Лучше праздник, чем будни

 Лучше праздник, чем будни.
 Жизнь течет, как вода...
 - Ты бывала на судне?
 - Никогда...
 - Никогда?!
 Ну, тогда приглашаю,
 Скажем, как бы в кино...
 - Только...
 - Да, обещаю!
 Ничего-ничего...

 Как хотелось уюта!
 Как хотелось любви!
 Дверь толкнул:
 - Вот каюта.
 Заходи и живи.
 Улыбнулась и села
 На потертый диван:
 - Вы, должно быть, со всеми...
 Вот такой, капитан?
 - Выпить хочешь?
 - Немного...
 Протянул. Отпила.
 - За тебя, недотрога!
 - Я такой не была...

 Посмотрел, не мигая
 В синь смеющихся глаз:
 - Нет, как раз ты такая!
 Ты такая как раз! -
 Свет и радость во взоре,
 Взгляд, подобный лучу:
 - Хочешь, сказку про море?
 - Ну, конечно, хочу!
 - Ну, тогда, значит, слушай.
 Расскажу от души...
 Море больше, чем суша...
 - Ты меня рассмешил!
 - Там особенный запах,
 Там железный настрой.
 Между прочим, на завтрак
 Кормят красной икрой...

 Взгляд задумчивый, ясный.
 Недоверчивый жест:
 - Неужели же красной?
 - Красной!

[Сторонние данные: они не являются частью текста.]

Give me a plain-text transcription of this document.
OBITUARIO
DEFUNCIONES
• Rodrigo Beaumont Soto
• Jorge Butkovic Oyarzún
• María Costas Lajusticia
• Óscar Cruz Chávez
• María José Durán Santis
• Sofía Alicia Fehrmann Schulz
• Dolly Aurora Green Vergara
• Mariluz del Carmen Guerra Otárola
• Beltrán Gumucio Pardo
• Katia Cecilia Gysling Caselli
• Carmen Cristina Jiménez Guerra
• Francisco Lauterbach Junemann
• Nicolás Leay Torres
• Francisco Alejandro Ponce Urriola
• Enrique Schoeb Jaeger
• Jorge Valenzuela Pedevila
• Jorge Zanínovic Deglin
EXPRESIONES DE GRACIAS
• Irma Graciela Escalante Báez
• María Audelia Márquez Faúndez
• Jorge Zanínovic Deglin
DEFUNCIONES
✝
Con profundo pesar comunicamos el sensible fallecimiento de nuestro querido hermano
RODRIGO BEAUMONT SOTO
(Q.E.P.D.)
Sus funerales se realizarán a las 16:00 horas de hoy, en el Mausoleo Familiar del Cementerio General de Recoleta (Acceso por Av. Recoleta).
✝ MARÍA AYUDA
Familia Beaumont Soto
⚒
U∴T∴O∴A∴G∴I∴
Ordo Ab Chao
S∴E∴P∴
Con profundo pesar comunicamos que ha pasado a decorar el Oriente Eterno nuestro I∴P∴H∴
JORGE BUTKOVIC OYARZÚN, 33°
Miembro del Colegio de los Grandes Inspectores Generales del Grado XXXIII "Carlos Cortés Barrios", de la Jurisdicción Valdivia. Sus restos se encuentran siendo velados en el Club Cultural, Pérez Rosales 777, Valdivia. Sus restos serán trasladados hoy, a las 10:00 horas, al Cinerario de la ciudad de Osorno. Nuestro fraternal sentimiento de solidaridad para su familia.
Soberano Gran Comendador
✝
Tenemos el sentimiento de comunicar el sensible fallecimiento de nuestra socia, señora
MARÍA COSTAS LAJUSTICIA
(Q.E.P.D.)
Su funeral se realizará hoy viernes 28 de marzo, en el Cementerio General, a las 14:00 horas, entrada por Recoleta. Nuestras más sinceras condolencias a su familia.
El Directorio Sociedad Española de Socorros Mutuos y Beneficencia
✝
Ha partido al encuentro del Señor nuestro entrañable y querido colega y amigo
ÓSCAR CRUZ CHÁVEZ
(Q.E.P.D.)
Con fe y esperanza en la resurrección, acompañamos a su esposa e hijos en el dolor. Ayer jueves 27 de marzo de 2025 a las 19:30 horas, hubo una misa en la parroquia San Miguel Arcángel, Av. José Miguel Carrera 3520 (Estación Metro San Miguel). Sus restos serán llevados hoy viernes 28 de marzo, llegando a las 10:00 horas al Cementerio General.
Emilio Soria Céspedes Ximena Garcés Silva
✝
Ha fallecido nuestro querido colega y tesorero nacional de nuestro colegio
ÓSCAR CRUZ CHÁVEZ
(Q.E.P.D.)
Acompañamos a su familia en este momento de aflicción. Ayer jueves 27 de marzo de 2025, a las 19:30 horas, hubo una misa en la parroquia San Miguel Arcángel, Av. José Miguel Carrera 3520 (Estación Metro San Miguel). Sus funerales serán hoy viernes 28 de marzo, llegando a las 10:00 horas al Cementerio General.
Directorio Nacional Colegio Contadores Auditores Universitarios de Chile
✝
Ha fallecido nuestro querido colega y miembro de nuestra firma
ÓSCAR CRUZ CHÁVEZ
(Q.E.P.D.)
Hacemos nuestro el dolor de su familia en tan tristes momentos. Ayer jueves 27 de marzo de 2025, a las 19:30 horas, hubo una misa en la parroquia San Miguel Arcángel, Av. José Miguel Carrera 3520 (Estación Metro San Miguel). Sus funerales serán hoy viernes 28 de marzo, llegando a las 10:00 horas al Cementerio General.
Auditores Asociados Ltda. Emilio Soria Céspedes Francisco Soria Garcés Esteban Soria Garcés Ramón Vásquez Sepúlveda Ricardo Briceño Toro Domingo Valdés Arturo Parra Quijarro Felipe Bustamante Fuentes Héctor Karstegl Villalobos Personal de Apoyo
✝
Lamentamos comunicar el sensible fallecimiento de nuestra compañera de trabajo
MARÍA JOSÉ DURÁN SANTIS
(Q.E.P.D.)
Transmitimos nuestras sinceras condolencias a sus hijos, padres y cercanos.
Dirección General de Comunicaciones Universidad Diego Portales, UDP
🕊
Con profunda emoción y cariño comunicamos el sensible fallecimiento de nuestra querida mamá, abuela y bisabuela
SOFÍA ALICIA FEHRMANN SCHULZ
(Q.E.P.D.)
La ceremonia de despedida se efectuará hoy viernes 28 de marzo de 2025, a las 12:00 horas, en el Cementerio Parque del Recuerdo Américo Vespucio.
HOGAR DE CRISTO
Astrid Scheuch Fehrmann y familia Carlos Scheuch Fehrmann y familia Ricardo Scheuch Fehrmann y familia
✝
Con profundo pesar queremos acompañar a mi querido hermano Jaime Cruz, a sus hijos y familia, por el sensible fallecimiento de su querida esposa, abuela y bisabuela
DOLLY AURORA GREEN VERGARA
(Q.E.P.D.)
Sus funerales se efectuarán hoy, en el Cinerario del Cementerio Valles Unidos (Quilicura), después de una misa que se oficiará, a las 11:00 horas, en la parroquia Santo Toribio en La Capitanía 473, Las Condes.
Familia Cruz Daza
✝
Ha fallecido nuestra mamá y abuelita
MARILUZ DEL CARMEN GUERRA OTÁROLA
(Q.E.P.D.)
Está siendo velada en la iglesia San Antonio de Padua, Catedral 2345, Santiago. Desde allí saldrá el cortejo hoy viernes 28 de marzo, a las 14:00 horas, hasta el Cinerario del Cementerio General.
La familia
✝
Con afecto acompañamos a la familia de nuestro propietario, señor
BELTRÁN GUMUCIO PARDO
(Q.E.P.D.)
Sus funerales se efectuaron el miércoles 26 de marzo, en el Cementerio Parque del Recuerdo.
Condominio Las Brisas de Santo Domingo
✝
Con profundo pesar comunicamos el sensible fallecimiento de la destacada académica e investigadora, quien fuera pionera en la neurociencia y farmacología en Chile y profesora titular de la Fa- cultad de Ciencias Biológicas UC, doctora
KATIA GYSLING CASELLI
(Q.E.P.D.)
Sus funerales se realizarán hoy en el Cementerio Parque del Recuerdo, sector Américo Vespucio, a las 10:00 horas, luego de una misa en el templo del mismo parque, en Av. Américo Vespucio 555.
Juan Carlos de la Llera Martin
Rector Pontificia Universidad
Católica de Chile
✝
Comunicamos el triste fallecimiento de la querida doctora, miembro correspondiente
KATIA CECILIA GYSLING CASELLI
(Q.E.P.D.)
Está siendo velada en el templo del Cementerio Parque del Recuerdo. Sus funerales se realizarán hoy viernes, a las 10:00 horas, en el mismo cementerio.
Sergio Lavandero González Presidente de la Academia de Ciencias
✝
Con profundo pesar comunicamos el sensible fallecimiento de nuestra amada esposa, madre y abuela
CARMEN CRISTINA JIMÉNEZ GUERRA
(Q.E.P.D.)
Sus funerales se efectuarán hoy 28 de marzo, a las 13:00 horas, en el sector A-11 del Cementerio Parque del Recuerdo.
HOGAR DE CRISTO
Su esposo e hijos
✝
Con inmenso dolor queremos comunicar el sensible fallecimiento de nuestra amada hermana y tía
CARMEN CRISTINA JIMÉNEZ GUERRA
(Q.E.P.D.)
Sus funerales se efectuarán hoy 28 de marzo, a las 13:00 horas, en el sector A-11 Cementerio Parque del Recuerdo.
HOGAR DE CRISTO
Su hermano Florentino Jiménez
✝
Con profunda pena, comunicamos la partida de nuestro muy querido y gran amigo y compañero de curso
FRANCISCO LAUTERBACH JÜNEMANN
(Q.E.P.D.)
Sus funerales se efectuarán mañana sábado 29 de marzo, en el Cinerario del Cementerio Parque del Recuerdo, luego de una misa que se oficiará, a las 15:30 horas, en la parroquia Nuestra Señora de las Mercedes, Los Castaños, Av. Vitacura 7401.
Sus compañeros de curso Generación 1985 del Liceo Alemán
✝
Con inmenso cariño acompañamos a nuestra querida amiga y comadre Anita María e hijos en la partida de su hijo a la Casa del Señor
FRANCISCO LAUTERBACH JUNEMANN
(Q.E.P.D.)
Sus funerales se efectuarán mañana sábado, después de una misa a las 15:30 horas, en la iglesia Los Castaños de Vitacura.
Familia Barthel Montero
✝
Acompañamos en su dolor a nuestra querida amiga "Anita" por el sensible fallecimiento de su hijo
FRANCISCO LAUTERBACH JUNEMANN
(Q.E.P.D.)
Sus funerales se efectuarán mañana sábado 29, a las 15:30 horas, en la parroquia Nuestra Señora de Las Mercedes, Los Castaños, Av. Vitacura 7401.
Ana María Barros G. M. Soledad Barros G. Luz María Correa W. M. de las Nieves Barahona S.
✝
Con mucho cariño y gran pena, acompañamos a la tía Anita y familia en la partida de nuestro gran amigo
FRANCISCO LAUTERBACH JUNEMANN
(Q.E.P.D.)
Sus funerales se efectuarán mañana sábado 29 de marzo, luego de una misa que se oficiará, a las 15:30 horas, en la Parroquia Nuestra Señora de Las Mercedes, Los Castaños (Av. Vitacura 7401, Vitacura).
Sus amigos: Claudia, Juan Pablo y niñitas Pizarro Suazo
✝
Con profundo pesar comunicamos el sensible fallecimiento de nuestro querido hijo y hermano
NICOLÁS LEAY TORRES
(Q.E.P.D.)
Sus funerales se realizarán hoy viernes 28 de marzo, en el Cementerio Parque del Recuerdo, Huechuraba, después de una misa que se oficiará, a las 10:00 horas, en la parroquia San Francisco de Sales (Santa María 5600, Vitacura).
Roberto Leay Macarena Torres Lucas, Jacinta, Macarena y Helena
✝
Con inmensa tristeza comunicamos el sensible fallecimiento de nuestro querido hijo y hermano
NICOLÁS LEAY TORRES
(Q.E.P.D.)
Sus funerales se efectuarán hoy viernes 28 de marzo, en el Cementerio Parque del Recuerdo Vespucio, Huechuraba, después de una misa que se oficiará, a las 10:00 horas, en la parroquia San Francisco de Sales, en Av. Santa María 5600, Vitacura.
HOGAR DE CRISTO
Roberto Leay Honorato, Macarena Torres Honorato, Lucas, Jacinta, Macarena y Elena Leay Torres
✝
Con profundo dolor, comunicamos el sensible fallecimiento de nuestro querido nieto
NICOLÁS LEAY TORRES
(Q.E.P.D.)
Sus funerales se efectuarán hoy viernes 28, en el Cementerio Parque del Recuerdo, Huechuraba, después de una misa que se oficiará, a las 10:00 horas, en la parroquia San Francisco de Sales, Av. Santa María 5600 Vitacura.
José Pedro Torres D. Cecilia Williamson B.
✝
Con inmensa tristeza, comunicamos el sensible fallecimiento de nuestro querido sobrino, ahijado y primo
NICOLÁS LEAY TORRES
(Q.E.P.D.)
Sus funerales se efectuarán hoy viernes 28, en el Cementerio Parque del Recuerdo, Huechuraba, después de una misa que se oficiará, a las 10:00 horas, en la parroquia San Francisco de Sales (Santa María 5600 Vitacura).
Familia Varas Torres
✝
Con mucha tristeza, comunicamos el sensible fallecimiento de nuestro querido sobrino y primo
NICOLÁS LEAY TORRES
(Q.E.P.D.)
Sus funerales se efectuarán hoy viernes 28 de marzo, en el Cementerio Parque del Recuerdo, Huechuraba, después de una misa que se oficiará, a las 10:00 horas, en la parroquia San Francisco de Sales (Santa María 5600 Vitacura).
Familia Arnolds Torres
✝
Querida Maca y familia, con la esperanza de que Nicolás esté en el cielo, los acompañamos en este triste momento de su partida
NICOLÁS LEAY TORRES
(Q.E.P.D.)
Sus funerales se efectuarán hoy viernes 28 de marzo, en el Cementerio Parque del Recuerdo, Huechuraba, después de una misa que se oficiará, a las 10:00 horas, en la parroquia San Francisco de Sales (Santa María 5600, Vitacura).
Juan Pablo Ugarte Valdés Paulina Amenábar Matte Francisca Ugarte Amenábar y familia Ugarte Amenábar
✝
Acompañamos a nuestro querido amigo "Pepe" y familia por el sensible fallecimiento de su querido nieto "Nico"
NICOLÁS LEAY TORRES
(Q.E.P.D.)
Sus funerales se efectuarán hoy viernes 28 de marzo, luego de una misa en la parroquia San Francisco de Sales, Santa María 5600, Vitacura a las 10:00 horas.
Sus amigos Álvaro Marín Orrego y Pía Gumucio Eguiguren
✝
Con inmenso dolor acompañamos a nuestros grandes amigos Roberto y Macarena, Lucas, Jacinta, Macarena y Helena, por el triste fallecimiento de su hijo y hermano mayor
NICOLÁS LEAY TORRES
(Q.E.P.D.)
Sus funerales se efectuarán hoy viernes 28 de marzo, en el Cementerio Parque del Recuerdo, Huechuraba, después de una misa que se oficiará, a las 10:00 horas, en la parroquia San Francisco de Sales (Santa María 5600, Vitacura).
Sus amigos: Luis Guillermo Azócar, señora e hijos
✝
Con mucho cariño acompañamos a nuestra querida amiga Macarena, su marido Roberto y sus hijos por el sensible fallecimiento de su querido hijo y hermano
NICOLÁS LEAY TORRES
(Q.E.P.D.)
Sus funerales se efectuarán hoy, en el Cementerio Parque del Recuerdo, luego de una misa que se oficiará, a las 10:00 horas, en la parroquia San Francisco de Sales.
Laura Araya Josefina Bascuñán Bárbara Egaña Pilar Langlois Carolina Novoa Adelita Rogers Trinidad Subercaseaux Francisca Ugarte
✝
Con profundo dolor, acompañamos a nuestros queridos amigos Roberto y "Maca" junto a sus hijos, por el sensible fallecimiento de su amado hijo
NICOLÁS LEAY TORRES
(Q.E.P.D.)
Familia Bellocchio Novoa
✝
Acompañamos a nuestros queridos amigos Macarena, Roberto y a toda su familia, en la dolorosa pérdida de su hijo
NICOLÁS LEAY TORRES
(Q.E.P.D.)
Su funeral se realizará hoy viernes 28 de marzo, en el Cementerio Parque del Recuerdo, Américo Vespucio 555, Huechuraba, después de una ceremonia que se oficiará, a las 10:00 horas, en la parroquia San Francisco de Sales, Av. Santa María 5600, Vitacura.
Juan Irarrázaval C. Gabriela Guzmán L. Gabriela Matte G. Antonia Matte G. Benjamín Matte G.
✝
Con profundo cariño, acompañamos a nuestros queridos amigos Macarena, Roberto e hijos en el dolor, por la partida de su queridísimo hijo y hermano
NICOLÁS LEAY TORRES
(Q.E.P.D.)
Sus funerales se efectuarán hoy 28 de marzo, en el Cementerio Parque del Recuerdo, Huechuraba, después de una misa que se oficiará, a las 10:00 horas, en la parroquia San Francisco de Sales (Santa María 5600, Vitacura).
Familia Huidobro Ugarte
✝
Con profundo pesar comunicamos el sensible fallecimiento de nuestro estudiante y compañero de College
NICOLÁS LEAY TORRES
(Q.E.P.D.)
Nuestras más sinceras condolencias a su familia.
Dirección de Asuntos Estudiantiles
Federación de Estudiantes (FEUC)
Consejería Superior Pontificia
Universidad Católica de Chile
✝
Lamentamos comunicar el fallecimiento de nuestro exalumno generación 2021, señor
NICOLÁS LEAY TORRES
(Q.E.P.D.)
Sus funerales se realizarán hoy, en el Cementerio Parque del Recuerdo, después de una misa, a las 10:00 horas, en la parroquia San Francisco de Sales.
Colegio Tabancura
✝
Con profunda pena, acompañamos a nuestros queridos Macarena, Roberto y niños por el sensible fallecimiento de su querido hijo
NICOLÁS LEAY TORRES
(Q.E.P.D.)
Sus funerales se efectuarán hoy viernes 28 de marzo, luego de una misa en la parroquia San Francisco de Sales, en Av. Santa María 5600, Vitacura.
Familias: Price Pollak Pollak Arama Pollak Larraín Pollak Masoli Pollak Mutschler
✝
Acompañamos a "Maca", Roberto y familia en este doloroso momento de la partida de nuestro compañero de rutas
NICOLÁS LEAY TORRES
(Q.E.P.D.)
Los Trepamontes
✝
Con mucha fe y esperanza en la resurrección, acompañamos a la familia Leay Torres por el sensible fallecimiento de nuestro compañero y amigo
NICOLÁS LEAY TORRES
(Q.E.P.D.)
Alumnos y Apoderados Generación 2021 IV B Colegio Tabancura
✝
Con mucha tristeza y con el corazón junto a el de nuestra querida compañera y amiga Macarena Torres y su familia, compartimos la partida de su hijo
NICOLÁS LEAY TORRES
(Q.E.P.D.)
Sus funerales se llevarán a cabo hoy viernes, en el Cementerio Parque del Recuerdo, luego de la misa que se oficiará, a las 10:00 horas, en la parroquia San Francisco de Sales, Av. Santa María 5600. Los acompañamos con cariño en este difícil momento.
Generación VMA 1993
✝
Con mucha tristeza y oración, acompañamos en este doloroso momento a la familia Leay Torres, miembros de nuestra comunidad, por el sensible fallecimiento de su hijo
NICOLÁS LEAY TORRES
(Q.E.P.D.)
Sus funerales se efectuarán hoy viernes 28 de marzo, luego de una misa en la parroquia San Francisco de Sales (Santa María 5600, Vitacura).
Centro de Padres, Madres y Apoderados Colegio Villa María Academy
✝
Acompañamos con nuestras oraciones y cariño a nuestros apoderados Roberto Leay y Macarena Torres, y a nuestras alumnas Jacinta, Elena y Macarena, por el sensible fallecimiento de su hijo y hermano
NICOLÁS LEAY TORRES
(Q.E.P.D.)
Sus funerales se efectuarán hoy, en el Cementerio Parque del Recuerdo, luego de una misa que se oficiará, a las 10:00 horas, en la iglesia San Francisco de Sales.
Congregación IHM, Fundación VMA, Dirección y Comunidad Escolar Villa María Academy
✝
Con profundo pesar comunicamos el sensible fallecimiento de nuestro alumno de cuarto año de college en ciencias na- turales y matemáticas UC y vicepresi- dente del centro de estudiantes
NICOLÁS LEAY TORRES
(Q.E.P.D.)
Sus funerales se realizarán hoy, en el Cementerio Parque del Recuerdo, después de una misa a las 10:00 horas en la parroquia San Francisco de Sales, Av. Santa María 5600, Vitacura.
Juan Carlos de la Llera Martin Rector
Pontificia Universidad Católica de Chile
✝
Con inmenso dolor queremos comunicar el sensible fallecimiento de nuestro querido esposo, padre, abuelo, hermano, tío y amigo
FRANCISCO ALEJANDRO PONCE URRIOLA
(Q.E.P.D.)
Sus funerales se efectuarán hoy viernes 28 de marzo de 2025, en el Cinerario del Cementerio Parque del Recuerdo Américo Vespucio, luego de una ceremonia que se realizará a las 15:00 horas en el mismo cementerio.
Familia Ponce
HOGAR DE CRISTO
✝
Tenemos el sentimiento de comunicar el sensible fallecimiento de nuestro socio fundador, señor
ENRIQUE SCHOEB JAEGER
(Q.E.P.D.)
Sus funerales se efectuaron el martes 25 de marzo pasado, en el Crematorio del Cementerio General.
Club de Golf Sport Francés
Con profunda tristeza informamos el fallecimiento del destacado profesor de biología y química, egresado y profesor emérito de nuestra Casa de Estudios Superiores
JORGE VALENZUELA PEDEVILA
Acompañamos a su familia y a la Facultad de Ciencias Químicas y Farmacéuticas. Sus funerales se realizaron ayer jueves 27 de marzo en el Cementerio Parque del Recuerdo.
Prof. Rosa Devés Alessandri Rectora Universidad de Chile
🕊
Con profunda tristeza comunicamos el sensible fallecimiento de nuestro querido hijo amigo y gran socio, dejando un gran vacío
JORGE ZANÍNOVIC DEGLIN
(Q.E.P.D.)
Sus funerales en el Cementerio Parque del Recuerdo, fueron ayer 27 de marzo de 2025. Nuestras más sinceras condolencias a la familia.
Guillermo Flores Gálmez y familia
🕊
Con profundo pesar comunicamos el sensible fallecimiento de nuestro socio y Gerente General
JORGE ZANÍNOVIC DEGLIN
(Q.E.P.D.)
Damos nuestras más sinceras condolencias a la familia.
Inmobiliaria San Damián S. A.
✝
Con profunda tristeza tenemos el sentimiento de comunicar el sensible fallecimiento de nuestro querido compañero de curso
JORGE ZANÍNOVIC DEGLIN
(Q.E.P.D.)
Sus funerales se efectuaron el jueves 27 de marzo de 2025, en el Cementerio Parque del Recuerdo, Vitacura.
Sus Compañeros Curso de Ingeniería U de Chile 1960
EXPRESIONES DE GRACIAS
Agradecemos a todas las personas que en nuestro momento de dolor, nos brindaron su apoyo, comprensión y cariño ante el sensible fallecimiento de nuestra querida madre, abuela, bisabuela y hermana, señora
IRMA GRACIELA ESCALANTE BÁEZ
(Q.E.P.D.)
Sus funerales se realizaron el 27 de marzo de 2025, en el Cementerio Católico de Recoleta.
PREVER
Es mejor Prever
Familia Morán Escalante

Истинный крест!
 Правда, мы там и пашем!
 От зари до зари!
 Есть в профессии нашей
 Что-то, черт побери! -

 И пошел, и поехал
 Ткать моряцкую нить,
 А хотел лишь для смеха
 Поболтать, пошутить.
 Но уже было поздно
 Возвращаться назад, -
 Стали слишком серьезны
 Голубые глаза.
 И как выстрел на взлете
 По крылу моему:
 - А с собою возьмете?
 - Как два пальца!... Возьму...

 А потом... Ах, что было!
 Были нежность и пыл.
 Бесконечно любила.
 Бесконечно любил.
 Но нагрянуло утро,
 И нахлынул рассвет.
 Мир устроен так мудро,
 Что спокойствия нет.
 И заныло в печенках,
 И вопрос полоснул:
 Ну, зачем я девченку
 Обманул? Обманул!
 Нет, жениться, - хоть завтра.
 Не про это ведь вру...
 Никогда здесь на завтрак
 Не давали икру!


Продают пароход

 Продают пароход. Пароход продают,
 И матросы по трапу уходят с вещами,
 Унося свою жизнь из знакомых кают.
 Продают! Потому что страна обнищала.

 Обнищала страна? Как же так? Почему?
 А не мы ли считались великой державой?
 Но матросы уходят по палубе ржавой,
 Не нужны они стали нигде никому.

 Обнищала страна... Да конечно же, да!
 Потому что воры прикормились у власти!
 Продадут пароходы, потом - города,
 А потом - всю страну по частям на запчасти.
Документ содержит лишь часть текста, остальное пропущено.